Öte yandan tarım sektörü, istihdamdaki önemini koruyor. Ekim ayları itibarıyla 2020’de yüzde 18 olan tarımın istihdamdaki payı, 2021’de yüzde 17,1’e geriledi. 2021 yılının Ekim ayında ise tarım 5 milyon kişiye istihdam sağladı. Tarım sektörü, işsizliği 1,7 puan düşürerek yüzde 12,9’dan yüzde 11,2’ye çekti.
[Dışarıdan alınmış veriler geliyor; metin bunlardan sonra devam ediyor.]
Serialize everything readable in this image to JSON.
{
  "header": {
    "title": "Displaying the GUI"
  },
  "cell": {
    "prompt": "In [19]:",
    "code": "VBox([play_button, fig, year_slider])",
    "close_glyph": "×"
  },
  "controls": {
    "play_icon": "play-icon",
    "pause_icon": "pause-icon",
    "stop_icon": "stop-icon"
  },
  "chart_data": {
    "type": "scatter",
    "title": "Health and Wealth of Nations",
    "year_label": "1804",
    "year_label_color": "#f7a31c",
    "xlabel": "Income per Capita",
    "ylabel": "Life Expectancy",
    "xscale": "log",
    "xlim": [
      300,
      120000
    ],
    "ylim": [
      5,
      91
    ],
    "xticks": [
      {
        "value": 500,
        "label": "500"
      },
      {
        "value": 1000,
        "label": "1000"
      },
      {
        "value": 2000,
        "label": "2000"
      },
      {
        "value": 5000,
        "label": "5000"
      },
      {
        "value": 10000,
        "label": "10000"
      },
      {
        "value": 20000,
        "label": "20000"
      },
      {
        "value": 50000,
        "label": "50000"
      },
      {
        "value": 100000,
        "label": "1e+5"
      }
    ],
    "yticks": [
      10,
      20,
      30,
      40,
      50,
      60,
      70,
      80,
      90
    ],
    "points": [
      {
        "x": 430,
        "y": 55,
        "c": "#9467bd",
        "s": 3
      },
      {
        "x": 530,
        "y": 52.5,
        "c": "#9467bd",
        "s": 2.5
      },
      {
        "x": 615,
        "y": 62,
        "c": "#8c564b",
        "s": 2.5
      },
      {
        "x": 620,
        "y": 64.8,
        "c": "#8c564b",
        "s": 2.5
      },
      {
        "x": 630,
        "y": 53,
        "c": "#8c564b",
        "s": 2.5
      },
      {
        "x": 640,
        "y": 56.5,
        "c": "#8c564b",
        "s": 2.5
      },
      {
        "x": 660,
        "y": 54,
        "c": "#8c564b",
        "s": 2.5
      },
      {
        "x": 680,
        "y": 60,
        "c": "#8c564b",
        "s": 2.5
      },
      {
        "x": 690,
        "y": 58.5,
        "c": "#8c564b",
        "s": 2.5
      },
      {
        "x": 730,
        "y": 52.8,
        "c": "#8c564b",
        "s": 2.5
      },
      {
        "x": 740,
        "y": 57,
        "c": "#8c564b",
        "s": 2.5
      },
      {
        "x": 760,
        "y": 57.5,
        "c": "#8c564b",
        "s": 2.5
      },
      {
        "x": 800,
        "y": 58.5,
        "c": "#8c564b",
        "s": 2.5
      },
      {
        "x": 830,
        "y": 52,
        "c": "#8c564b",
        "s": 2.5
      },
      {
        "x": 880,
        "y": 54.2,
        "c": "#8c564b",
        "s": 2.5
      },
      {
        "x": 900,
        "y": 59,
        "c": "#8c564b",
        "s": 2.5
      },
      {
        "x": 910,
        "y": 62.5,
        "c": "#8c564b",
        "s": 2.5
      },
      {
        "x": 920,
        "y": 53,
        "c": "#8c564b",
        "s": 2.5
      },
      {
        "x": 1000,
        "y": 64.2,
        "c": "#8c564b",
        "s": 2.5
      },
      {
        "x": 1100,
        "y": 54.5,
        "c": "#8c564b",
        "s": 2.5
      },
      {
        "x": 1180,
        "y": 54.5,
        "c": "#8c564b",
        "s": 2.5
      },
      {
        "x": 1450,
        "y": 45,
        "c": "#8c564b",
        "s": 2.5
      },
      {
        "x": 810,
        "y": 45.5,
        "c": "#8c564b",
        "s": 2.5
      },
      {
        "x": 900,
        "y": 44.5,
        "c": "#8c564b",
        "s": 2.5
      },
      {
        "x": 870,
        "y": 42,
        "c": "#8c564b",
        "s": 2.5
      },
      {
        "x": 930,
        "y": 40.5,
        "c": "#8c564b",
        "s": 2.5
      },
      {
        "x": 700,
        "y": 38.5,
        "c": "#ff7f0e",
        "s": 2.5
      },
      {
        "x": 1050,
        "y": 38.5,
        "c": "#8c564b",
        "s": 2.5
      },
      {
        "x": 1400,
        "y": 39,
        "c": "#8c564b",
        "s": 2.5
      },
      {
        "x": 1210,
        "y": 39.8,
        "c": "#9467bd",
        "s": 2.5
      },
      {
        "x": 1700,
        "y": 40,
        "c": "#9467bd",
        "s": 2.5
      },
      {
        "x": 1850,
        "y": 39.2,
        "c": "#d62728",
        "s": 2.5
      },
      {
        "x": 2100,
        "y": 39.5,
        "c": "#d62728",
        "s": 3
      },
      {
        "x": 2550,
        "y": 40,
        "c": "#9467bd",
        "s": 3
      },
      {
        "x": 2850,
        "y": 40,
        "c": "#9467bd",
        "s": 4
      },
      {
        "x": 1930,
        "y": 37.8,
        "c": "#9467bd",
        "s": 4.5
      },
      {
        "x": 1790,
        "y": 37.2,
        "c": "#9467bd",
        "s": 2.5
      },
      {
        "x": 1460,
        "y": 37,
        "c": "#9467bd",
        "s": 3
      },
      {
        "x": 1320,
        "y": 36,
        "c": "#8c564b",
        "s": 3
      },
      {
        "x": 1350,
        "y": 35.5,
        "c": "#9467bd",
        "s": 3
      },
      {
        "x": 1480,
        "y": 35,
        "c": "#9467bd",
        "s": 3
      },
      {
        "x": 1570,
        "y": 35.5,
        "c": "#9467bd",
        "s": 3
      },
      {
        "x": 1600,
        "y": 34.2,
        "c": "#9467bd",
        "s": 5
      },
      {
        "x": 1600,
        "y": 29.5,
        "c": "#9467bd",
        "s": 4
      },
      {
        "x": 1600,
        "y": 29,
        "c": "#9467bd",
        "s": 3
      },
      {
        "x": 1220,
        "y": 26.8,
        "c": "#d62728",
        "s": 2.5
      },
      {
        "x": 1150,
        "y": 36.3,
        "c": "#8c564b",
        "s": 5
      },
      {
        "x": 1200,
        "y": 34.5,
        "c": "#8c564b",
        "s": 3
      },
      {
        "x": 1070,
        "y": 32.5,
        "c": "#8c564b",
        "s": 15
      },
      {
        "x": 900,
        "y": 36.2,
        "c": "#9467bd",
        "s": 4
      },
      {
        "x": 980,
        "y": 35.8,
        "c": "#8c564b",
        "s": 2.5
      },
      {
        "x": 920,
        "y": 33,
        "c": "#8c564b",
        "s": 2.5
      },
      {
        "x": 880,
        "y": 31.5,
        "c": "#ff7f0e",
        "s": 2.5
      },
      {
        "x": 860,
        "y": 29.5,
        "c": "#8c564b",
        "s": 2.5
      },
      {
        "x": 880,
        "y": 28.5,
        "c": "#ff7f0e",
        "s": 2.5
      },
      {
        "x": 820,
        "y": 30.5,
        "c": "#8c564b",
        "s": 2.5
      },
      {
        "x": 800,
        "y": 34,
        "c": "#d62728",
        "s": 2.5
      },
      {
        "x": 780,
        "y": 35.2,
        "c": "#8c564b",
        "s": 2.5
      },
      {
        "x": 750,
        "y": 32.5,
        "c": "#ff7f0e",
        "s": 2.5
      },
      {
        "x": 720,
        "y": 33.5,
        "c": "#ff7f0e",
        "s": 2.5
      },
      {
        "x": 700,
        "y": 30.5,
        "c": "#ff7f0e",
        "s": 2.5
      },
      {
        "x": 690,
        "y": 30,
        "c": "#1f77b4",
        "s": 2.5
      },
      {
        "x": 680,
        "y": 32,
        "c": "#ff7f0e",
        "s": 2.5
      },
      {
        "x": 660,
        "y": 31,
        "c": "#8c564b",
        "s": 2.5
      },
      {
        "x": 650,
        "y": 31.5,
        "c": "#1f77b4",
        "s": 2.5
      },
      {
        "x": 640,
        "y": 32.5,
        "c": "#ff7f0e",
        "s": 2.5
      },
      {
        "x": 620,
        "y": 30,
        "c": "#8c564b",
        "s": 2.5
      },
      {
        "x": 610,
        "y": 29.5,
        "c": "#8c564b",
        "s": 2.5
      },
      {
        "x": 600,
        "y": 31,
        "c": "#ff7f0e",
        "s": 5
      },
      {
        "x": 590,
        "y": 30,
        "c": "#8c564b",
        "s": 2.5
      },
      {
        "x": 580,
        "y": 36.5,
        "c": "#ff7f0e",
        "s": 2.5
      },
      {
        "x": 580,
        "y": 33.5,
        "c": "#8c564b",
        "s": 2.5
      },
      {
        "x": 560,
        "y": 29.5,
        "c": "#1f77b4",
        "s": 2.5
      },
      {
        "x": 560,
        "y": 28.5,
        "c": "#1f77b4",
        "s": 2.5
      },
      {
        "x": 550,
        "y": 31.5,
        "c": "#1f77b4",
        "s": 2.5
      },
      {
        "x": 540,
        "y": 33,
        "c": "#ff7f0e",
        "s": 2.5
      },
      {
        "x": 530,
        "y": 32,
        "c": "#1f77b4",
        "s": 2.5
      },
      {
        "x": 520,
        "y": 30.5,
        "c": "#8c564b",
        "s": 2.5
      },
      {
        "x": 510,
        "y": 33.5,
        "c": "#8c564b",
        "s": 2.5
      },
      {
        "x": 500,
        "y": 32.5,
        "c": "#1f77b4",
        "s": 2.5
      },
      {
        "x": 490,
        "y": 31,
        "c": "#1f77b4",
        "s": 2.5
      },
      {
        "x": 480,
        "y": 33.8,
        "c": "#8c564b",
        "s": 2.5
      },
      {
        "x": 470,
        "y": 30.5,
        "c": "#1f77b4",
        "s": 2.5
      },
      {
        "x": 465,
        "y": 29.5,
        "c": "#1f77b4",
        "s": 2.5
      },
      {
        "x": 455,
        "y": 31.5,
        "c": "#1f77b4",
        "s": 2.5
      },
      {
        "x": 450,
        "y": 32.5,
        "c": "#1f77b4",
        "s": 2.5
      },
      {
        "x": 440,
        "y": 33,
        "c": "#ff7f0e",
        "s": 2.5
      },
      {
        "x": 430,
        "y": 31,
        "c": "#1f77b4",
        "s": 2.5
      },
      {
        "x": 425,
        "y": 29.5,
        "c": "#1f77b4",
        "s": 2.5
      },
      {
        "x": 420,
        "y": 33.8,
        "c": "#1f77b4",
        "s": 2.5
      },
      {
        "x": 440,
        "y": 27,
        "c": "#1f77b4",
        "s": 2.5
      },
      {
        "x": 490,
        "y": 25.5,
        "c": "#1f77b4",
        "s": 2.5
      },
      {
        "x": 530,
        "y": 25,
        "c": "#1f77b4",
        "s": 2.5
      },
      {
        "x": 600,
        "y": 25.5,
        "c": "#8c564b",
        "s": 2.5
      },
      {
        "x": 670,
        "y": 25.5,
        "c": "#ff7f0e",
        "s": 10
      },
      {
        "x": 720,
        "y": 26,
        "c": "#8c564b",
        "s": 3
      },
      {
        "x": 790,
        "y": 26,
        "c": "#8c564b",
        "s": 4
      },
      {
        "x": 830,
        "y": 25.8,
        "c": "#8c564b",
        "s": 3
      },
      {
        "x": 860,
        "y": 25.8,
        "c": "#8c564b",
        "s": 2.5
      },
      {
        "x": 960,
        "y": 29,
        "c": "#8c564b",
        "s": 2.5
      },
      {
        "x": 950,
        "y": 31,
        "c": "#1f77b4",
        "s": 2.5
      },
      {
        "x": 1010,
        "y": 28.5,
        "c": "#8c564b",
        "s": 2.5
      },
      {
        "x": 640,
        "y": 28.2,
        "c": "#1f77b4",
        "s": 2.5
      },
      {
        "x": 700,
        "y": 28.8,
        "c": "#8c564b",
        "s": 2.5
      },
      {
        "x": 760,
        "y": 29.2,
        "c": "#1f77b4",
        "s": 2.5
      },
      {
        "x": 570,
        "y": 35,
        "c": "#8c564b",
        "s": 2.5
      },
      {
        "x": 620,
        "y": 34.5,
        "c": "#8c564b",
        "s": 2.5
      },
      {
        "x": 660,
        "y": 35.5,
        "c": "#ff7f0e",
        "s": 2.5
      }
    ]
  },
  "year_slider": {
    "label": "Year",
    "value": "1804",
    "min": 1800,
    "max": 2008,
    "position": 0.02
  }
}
Tarım üretici fiyatları enflasyonu Kasım ayında yıllık bazda yüzde 24,35 artarken enflasyon Aralık’ta yüzde 36,08, gıda enflasyonu 43,80 arttı. Ocak-Kasım döneminde gıda ve tarım ihracatı bir önceki yıla göre yüzde 20,5 artarak 18 milyar 522 milyon dolardan 22 milyar 326 milyon dolara yükseldi. Aynı dönemde gıda ve tarım ithalatı bir önceki yıla göre yüzde 15,7 artarak 13 milyar 498 milyon dolardan 15 milyar 623 milyon dolara yükseldi. Böylece tarım ve gıda dış ticareti fazlası Ocak-Kasım döneminde bir önceki yıla göre yüzde 33,4 artarak 5 milyar 24 milyon dolardan 6 milyar 702 milyon dolara yükseldi.
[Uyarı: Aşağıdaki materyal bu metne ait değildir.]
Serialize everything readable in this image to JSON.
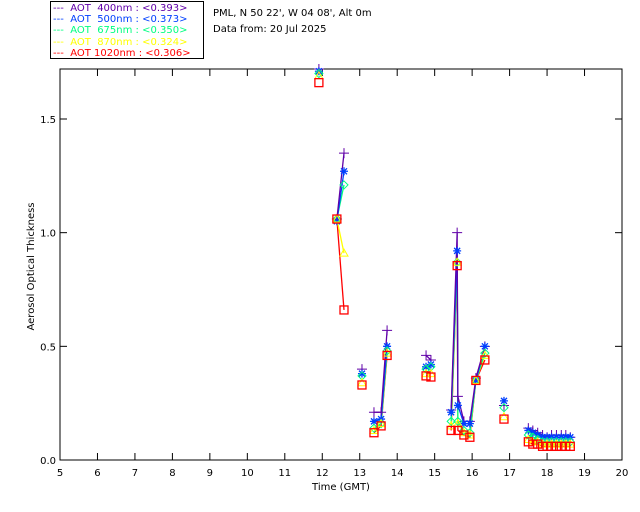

Tarımsal örgütlenmedeki yetersizlik sektörün önemli yapısal sorunlarından biridir. Tarımda üretici örgütleri sayı olarak fazla olmasına karşın idari ve mali açıdan güçlü değildir. Görev ve fonksiyonlarını tam olarak yerine getirememektedirler. Ekonomik örgütlenmenin yetersiz kalması; tarımda üretim planlaması yapılamamasına, pazarlamada sorunlara, fiyat ve gelir istikrarsızlığının oluşmasına neden olmaktadır. Bu nedenle, tarladan markete 5-6 kata varan fiyat artışları görülmektedir. Çiftçiler maliyetine, hatta bazen maliyetin altına ürününü elden çıkarırken, tüketiciler de makul fiyatlarla ürün tüketememektedir.”